SaaS sector continues to grow; investors move in rapidly
(FinancialPress) — As the Software as a Service (SaaS) sector continues to gain traction and fills the headlines of some of the largest digital business publications – such as Forbes, TechInAsia, Investors.com –, investors find themselves more and more attracted to learn and place their capital in the trending tech sector.
SaaS, acronym for Software as a Service, is the name given to products developed and hosted remotely by a third party. Customers purchase access to the platform of their preference, mostly via a monthly subscription, and get integral business solutions that are remotely hosted, can be scaled up or down or modified to fit their needs, and provide high-end client support. The highly flexible market has been linked to a valuation forecast of $76 billion by 2020.
The use of SaaS solutions is on the rise in 2018 – as businesses choose cloud-based solutions that allow them to focus on their own operations instead of extensive on-site setups that require additional manpower and downtime costs, as well as periodical maintenance. SaaS‘ characteristics allow to drastically lower those expenses, delegating such responsibilities to the provider. Cisco’s Global Cloud Index for the 2013-2018 period highlights that 59% of all workflow will be SaaS-based by the end of 2018.
Other major advantages of the technology include the lack of need for physical server space, and instant rollout of upgrades and customizations by the host without having to go through update downloads and new version installations.
All of these factors also spell revenue for the provider – installation, setup, hosting, bandwidth allocation, end-user training and, of course, subscriptions, are only some of the vast profit-making avenues that app developers in this sector enjoy. Companies can present their clients with a menu of options and scale their operations up or down according to what is requested – therefore making any increase in operational costs almost surgically calculated to be offset by new income.
This new wave of innovation and its upsides have not gone unnoticed by big tech stalwarts. On Sunday, IBM disclosed the acquisition of open-source cloud-based software solutions developer Red Hat, in a bid to stay competitive with perennial contenders Microsoft and Amazon. Even companies that have been historically geared towards commercializing Infrastructure as a Service, such as Oracle, could soon begin to ponder a switch to the software-oriented market.
Promising forecasts, sustained growth over time and the incursion of tech‘s biggest players into the field, provide a solid foundation for institutional and individual investors to follow the trend. News of companies such as Syncron, a SaaS that helps companies move to a service model, raising $61 million in a single funding round, or Careem, a Dubai ride-hailing service, securing $200 million in funding from Saudi and Japanese investors, continue to flood headlines.
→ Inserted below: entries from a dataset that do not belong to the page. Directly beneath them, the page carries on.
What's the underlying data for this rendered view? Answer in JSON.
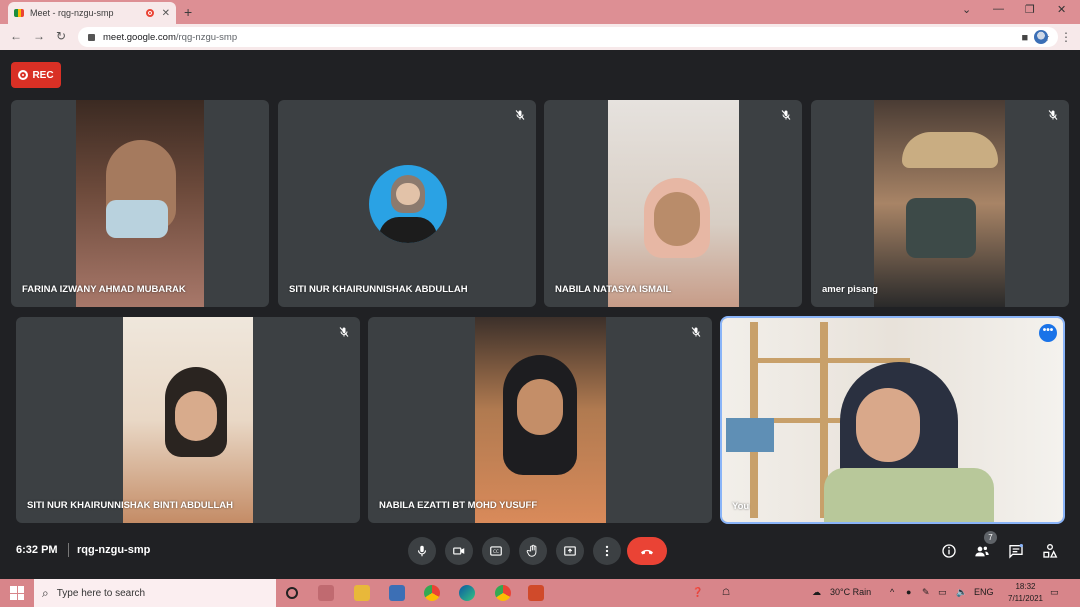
{
  "browser": {
    "tab_title": "Meet - rqg-nzgu-smp",
    "url_host": "meet.google.com",
    "url_path": "/rqg-nzgu-smp"
  },
  "meet": {
    "rec_label": "REC",
    "participants": [
      {
        "name": "FARINA IZWANY AHMAD MUBARAK",
        "muted": false,
        "bg": "#6b4a3a"
      },
      {
        "name": "SITI NUR KHAIRUNNISHAK ABDULLAH",
        "muted": true,
        "bg": "#3c4043"
      },
      {
        "name": "NABILA NATASYA ISMAIL",
        "muted": true,
        "bg": "#d9cfc7"
      },
      {
        "name": "amer pisang",
        "muted": true,
        "bg": "#8b6a4a"
      },
      {
        "name": "SITI NUR KHAIRUNNISHAK BINTI ABDULLAH",
        "muted": true,
        "bg": "#e8ddd0"
      },
      {
        "name": "NABILA EZATTI BT MOHD YUSUFF",
        "muted": true,
        "bg": "#7a5a3a"
      },
      {
        "name": "You",
        "muted": false,
        "bg": "#efe9e1"
      }
    ],
    "time": "6:32 PM",
    "meeting_code": "rqg-nzgu-smp",
    "people_count": "7"
  },
  "taskbar": {
    "search_placeholder": "Type here to search",
    "weather": "30°C  Rain",
    "language": "ENG",
    "clock_time": "18:32",
    "clock_date": "7/11/2021"
  },
  "colors": {
    "meet_bg": "#202124",
    "tile_bg": "#3c4043",
    "accent_red": "#ea4335",
    "self_outline": "#8ab4f8",
    "chrome_frame": "#dd8f94"
  }
}
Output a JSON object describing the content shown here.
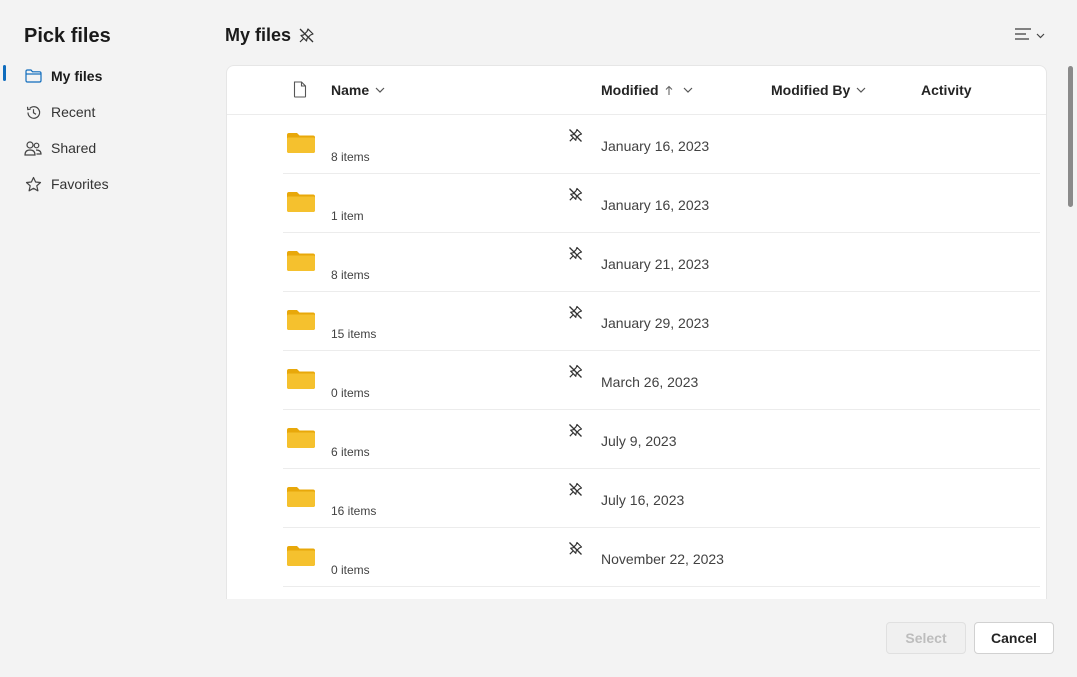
{
  "app": {
    "title": "Pick files"
  },
  "sidebar": {
    "items": [
      {
        "label": "My files",
        "icon": "folder-icon",
        "active": true
      },
      {
        "label": "Recent",
        "icon": "history-icon"
      },
      {
        "label": "Shared",
        "icon": "people-icon"
      },
      {
        "label": "Favorites",
        "icon": "star-icon"
      }
    ]
  },
  "header": {
    "title": "My files",
    "pin_icon": "pin-off-icon",
    "view_icon": "list-view-icon"
  },
  "columns": {
    "name": "Name",
    "modified": "Modified",
    "modified_by": "Modified By",
    "activity": "Activity"
  },
  "rows": [
    {
      "count": "8 items",
      "modified": "January 16, 2023"
    },
    {
      "count": "1 item",
      "modified": "January 16, 2023"
    },
    {
      "count": "8 items",
      "modified": "January 21, 2023"
    },
    {
      "count": "15 items",
      "modified": "January 29, 2023"
    },
    {
      "count": "0 items",
      "modified": "March 26, 2023"
    },
    {
      "count": "6 items",
      "modified": "July 9, 2023"
    },
    {
      "count": "16 items",
      "modified": "July 16, 2023"
    },
    {
      "count": "0 items",
      "modified": "November 22, 2023"
    }
  ],
  "footer": {
    "select_label": "Select",
    "cancel_label": "Cancel"
  },
  "colors": {
    "accent": "#0f6cbd",
    "folder": "#f5c12e",
    "folder_back": "#e8a80a"
  }
}
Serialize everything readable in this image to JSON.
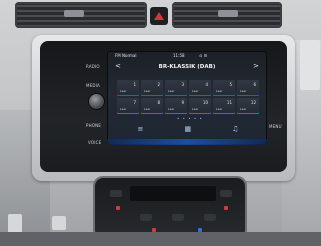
{
  "screen": {
    "status": {
      "left": "FM Normal",
      "time": "11:58",
      "right": "⊙ ☰"
    },
    "station": "BR-KLASSIK (DAB)",
    "presets": [
      {
        "num": "1",
        "label": "Leer"
      },
      {
        "num": "2",
        "label": "Leer"
      },
      {
        "num": "3",
        "label": "Leer"
      },
      {
        "num": "4",
        "label": "Leer"
      },
      {
        "num": "5",
        "label": "Leer"
      },
      {
        "num": "6",
        "label": "Leer"
      },
      {
        "num": "7",
        "label": "Leer"
      },
      {
        "num": "8",
        "label": "Leer"
      },
      {
        "num": "9",
        "label": "Leer"
      },
      {
        "num": "10",
        "label": "Leer"
      },
      {
        "num": "11",
        "label": "Leer"
      },
      {
        "num": "12",
        "label": "Leer"
      }
    ],
    "page_dots": "• • • • •",
    "bottom_icons": [
      "≡",
      "▦",
      "♫"
    ]
  },
  "bezel_buttons": {
    "radio": "RADIO",
    "media": "MEDIA",
    "phone": "PHONE",
    "voice": "VOICE",
    "menu": "MENU"
  },
  "colors": {
    "accent_blue": "#1f5fd6",
    "hazard_red": "#d8343a"
  }
}
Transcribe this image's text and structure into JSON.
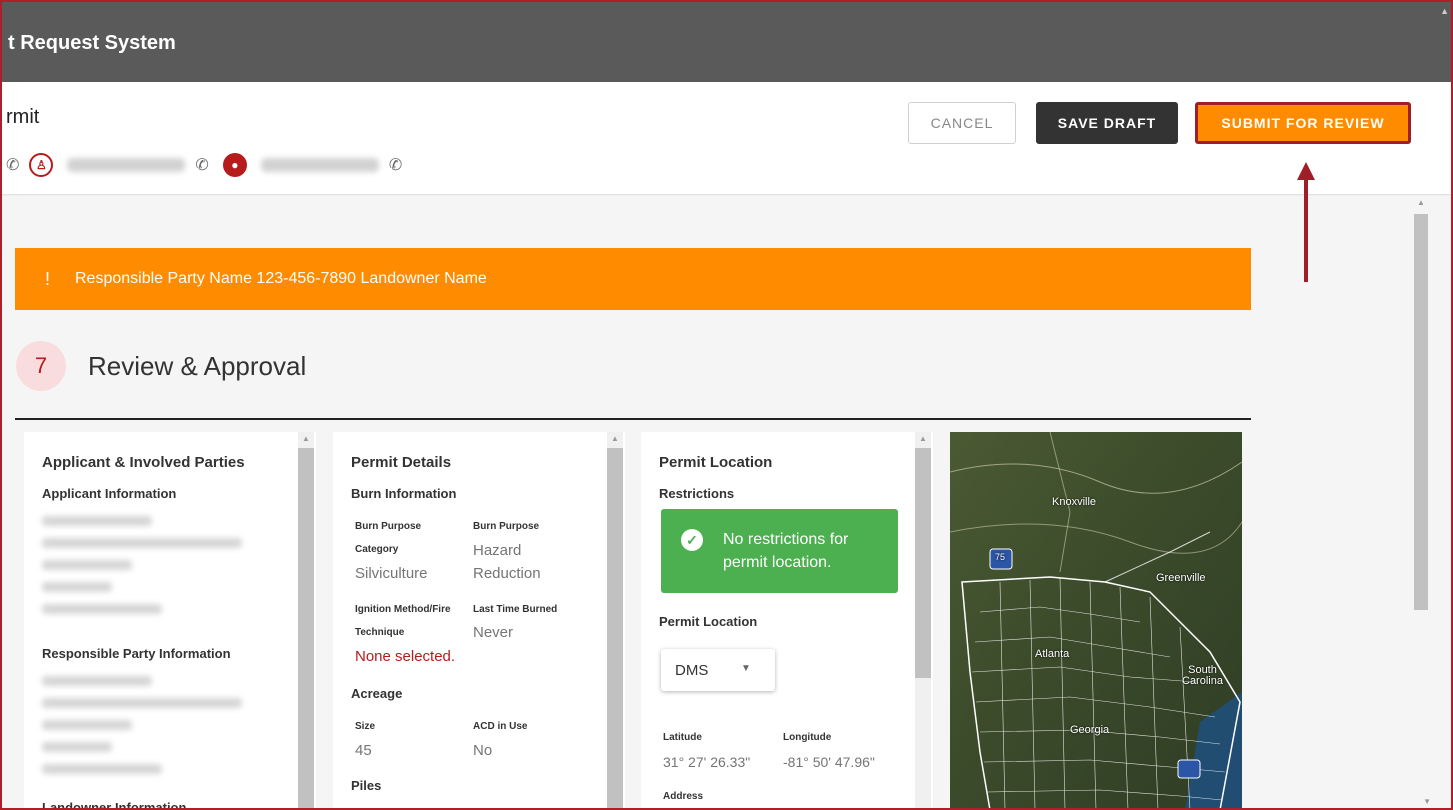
{
  "app": {
    "title": "t Request System"
  },
  "header": {
    "page_title": "rmit",
    "actions": {
      "cancel": "CANCEL",
      "save_draft": "SAVE DRAFT",
      "submit": "SUBMIT FOR REVIEW"
    }
  },
  "alert": {
    "icon": "!",
    "text": "Responsible Party Name 123-456-7890 Landowner Name"
  },
  "step": {
    "number": "7",
    "title": "Review & Approval"
  },
  "panels": {
    "applicant": {
      "title": "Applicant & Involved Parties",
      "applicant_info": "Applicant Information",
      "responsible_info": "Responsible Party Information",
      "landowner_info": "Landowner Information"
    },
    "permit_details": {
      "title": "Permit Details",
      "burn_info": "Burn Information",
      "burn_purpose_label": "Burn Purpose",
      "category_label": "Category",
      "category_value": "Silviculture",
      "burn_purpose_label2": "Burn Purpose",
      "burn_purpose_value": "Hazard Reduction",
      "burn_purpose_value_line1": "Hazard",
      "burn_purpose_value_line2": "Reduction",
      "ignition_label": "Ignition Method/Fire",
      "technique_label": "Technique",
      "ignition_value": "None selected.",
      "last_burned_label": "Last Time Burned",
      "last_burned_value": "Never",
      "acreage": "Acreage",
      "size_label": "Size",
      "size_value": "45",
      "acd_label": "ACD in Use",
      "acd_value": "No",
      "piles": "Piles"
    },
    "permit_location": {
      "title": "Permit Location",
      "restrictions": "Restrictions",
      "restriction_msg": "No restrictions for permit location.",
      "location_label": "Permit Location",
      "format_value": "DMS",
      "latitude_label": "Latitude",
      "latitude_value": "31° 27' 26.33\"",
      "longitude_label": "Longitude",
      "longitude_value": "-81° 50' 47.96\"",
      "address_label": "Address"
    },
    "map": {
      "labels": {
        "knoxville": "Knoxville",
        "greenville": "Greenville",
        "south_carolina": "South\nCarolina",
        "georgia": "Georgia",
        "atlanta": "Atlanta",
        "i75": "75"
      }
    }
  },
  "colors": {
    "accent": "#ff8c00",
    "brand_red": "#b71c1c",
    "success": "#4caf50",
    "dark": "#333333"
  }
}
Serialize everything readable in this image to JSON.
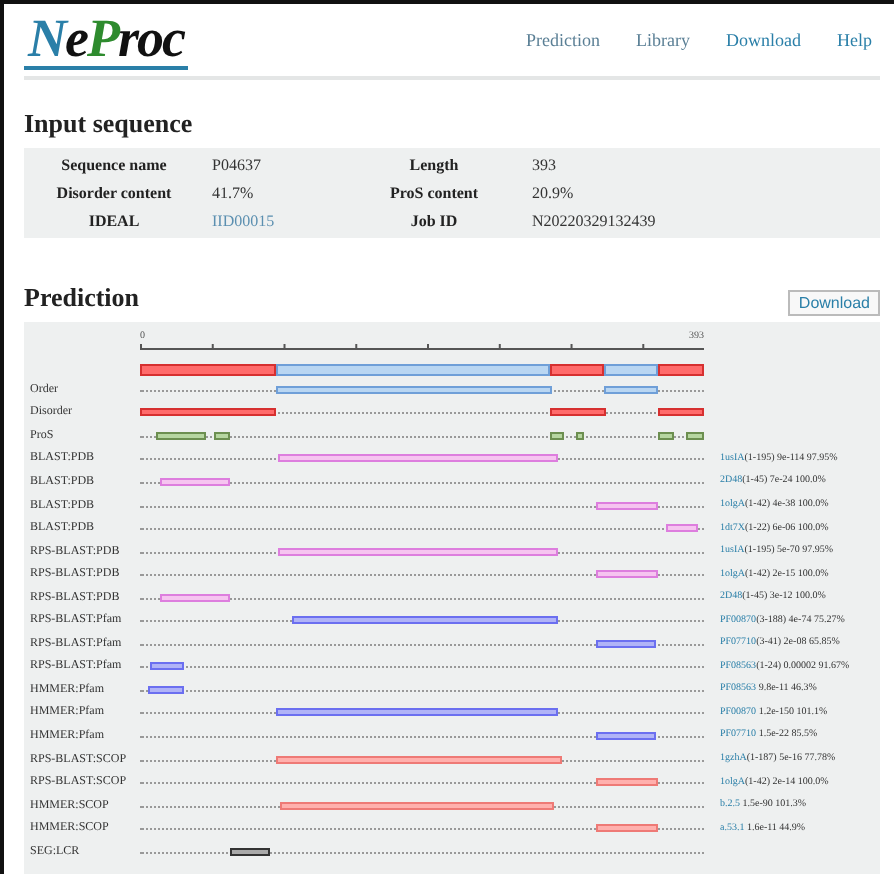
{
  "header": {
    "logo": [
      {
        "text": "N",
        "color": "#2a7fa8"
      },
      {
        "text": "e",
        "color": "#111111"
      },
      {
        "text": "P",
        "color": "#2e8b2e"
      },
      {
        "text": "roc",
        "color": "#111111"
      }
    ],
    "nav": [
      "Prediction",
      "Library",
      "Download",
      "Help"
    ]
  },
  "input": {
    "title": "Input sequence",
    "rows": [
      [
        {
          "label": "Sequence name",
          "value": "P04637",
          "link": false
        },
        {
          "label": "Length",
          "value": "393",
          "link": false
        }
      ],
      [
        {
          "label": "Disorder content",
          "value": "41.7%",
          "link": false
        },
        {
          "label": "ProS content",
          "value": "20.9%",
          "link": false
        }
      ],
      [
        {
          "label": "IDEAL",
          "value": "IID00015",
          "link": true
        },
        {
          "label": "Job ID",
          "value": "N20220329132439",
          "link": false
        }
      ]
    ]
  },
  "prediction": {
    "title": "Prediction",
    "download": "Download",
    "axis": {
      "start": "0",
      "end": "393"
    },
    "overview": [
      {
        "kind": "disorder"
      },
      {
        "kind": "order"
      },
      {
        "kind": "disorder"
      },
      {
        "kind": "order"
      },
      {
        "kind": "disorder"
      }
    ],
    "tracks": [
      {
        "label": "Order",
        "kind": "order"
      },
      {
        "label": "Disorder",
        "kind": "disorder"
      },
      {
        "label": "ProS",
        "kind": "pros"
      },
      {
        "label": "BLAST:PDB",
        "kind": "pdb",
        "hit": "1usIA",
        "detail": "(1-195) 9e-114 97.95%"
      },
      {
        "label": "BLAST:PDB",
        "kind": "pdb",
        "hit": "2D48",
        "detail": "(1-45) 7e-24 100.0%"
      },
      {
        "label": "BLAST:PDB",
        "kind": "pdb",
        "hit": "1olgA",
        "detail": "(1-42) 4e-38 100.0%"
      },
      {
        "label": "BLAST:PDB",
        "kind": "pdb",
        "hit": "1dt7X",
        "detail": "(1-22) 6e-06 100.0%"
      },
      {
        "label": "RPS-BLAST:PDB",
        "kind": "pdb",
        "hit": "1usIA",
        "detail": "(1-195) 5e-70 97.95%"
      },
      {
        "label": "RPS-BLAST:PDB",
        "kind": "pdb",
        "hit": "1olgA",
        "detail": "(1-42) 2e-15 100.0%"
      },
      {
        "label": "RPS-BLAST:PDB",
        "kind": "pdb",
        "hit": "2D48",
        "detail": "(1-45) 3e-12 100.0%"
      },
      {
        "label": "RPS-BLAST:Pfam",
        "kind": "pfam",
        "hit": "PF00870",
        "detail": "(3-188) 4e-74 75.27%"
      },
      {
        "label": "RPS-BLAST:Pfam",
        "kind": "pfam",
        "hit": "PF07710",
        "detail": "(3-41) 2e-08 65.85%"
      },
      {
        "label": "RPS-BLAST:Pfam",
        "kind": "pfam",
        "hit": "PF08563",
        "detail": "(1-24) 0.00002 91.67%"
      },
      {
        "label": "HMMER:Pfam",
        "kind": "pfam",
        "hit": "PF08563",
        "detail": " 9.8e-11 46.3%"
      },
      {
        "label": "HMMER:Pfam",
        "kind": "pfam",
        "hit": "PF00870",
        "detail": " 1.2e-150 101.1%"
      },
      {
        "label": "HMMER:Pfam",
        "kind": "pfam",
        "hit": "PF07710",
        "detail": " 1.5e-22 85.5%"
      },
      {
        "label": "RPS-BLAST:SCOP",
        "kind": "scop",
        "hit": "1gzhA",
        "detail": "(1-187) 5e-16 77.78%"
      },
      {
        "label": "RPS-BLAST:SCOP",
        "kind": "scop",
        "hit": "1olgA",
        "detail": "(1-42) 2e-14 100.0%"
      },
      {
        "label": "HMMER:SCOP",
        "kind": "scop",
        "hit": "b.2.5",
        "detail": " 1.5e-90 101.3%"
      },
      {
        "label": "HMMER:SCOP",
        "kind": "scop",
        "hit": "a.53.1",
        "detail": " 1.6e-11 44.9%"
      },
      {
        "label": "SEG:LCR",
        "kind": "lcr"
      }
    ]
  }
}
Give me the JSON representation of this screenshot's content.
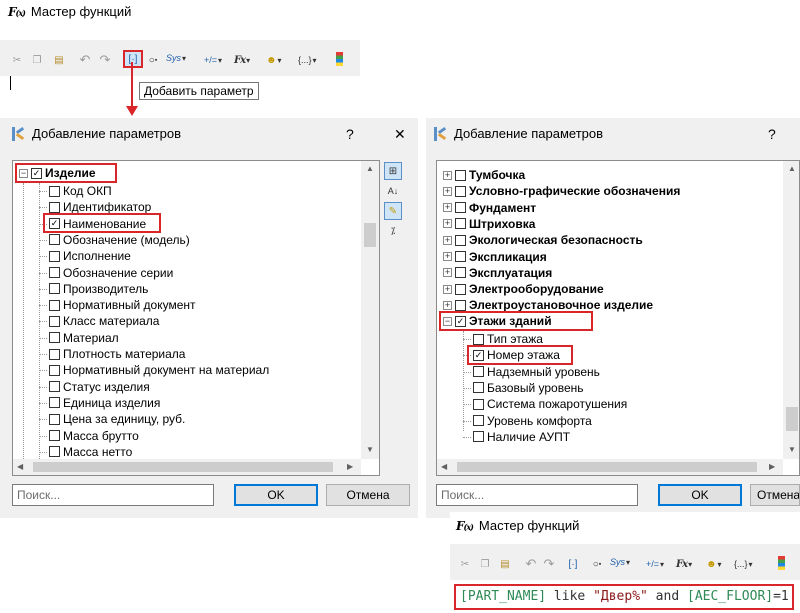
{
  "top_window": {
    "title": "Мастер функций",
    "tooltip": "Добавить параметр",
    "toolbar": {
      "sys_label": "Sys",
      "assign_label": "+/=",
      "fx_label": "Fx",
      "fx_sub": "(x)",
      "braces_label": "{...}"
    }
  },
  "left_dialog": {
    "title": "Добавление параметров",
    "help": "?",
    "close": "✕",
    "root_item": "Изделие",
    "items": [
      "Код ОКП",
      "Идентификатор",
      "Наименование",
      "Обозначение (модель)",
      "Исполнение",
      "Обозначение серии",
      "Производитель",
      "Нормативный документ",
      "Класс материала",
      "Материал",
      "Плотность материала",
      "Нормативный документ на материал",
      "Статус изделия",
      "Единица изделия",
      "Цена за единицу, руб.",
      "Масса брутто",
      "Масса нетто"
    ],
    "search_placeholder": "Поиск...",
    "ok_label": "OK",
    "cancel_label": "Отмена"
  },
  "right_dialog": {
    "title": "Добавление параметров",
    "help": "?",
    "groups": [
      "Тумбочка",
      "Условно-графические обозначения",
      "Фундамент",
      "Штриховка",
      "Экологическая безопасность",
      "Экспликация",
      "Эксплуатация",
      "Электрооборудование",
      "Электроустановочное изделие"
    ],
    "open_group": "Этажи зданий",
    "items": [
      "Тип этажа",
      "Номер этажа",
      "Надземный уровень",
      "Базовый уровень",
      "Система пожаротушения",
      "Уровень комфорта",
      "Наличие АУПТ"
    ],
    "search_placeholder": "Поиск...",
    "ok_label": "OK",
    "cancel_label": "Отмена"
  },
  "bottom_window": {
    "title": "Мастер функций",
    "expression": {
      "param1": "[PART_NAME]",
      "op1": " like ",
      "str": "\"Двер%\"",
      "op2": " and ",
      "param2": "[AEC_FLOOR]",
      "op3": "=",
      "num": "1"
    }
  },
  "colors": {
    "highlight_red": "#d9262b",
    "param_color": "#2e8b57",
    "string_color": "#8b1a1a",
    "keyword_color": "#333333",
    "button_accent": "#0078d7"
  }
}
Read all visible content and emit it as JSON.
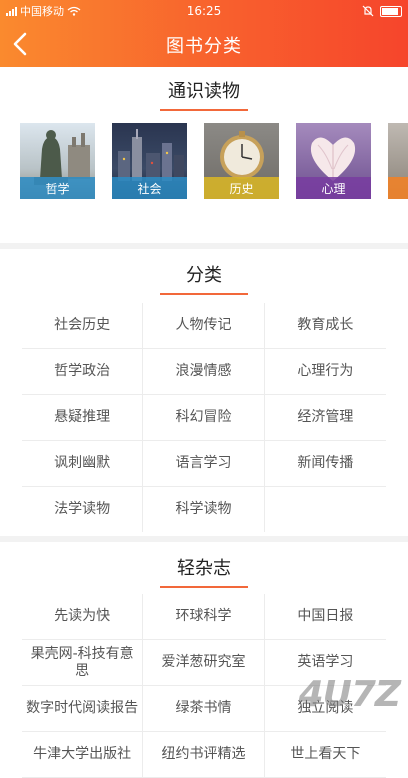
{
  "status_bar": {
    "carrier": "中国移动",
    "time": "16:25"
  },
  "nav": {
    "title": "图书分类"
  },
  "sections": {
    "general": {
      "title": "通识读物",
      "cards": [
        {
          "label": "哲学",
          "color": "#3a8fbf"
        },
        {
          "label": "社会",
          "color": "#3a8fbf"
        },
        {
          "label": "历史",
          "color": "#c9ae2c"
        },
        {
          "label": "心理",
          "color": "#7a3f9b"
        }
      ]
    },
    "category": {
      "title": "分类",
      "items": [
        "社会历史",
        "人物传记",
        "教育成长",
        "哲学政治",
        "浪漫情感",
        "心理行为",
        "悬疑推理",
        "科幻冒险",
        "经济管理",
        "讽刺幽默",
        "语言学习",
        "新闻传播",
        "法学读物",
        "科学读物",
        ""
      ]
    },
    "magazine": {
      "title": "轻杂志",
      "items": [
        "先读为快",
        "环球科学",
        "中国日报",
        "果壳网-科技有意思",
        "爱洋葱研究室",
        "英语学习",
        "数字时代阅读报告",
        "绿茶书情",
        "独立阅读",
        "牛津大学出版社",
        "纽约书评精选",
        "世上看天下"
      ]
    }
  },
  "watermark": "4U7Z"
}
While those price tags may seem outlandish for the private individual investor, news such as Subscribe Technologies‘ (CSE:SAAS) full acquisition of webinar-launching platform WebinarIgnition (LINK TO PR) are the kind that they must be on top of to reap the benefits of the burgeoning market, while placing their capital in an affordable manner. It was revealed on Monday that SAAS purchased the entirety of the integral webinar solution company for the equivalent of $50,000 between cash and stock.
Subscribe Technologies develops, partners with, acquires, and invests in cloud-based SaaS solutions for small and medium enterprises. After the acquisition, they will market the platform to WordPress users as well as through Gingerly – their fully-owned cloud-operated business management suite, which they believe has the same demographic as the new asset.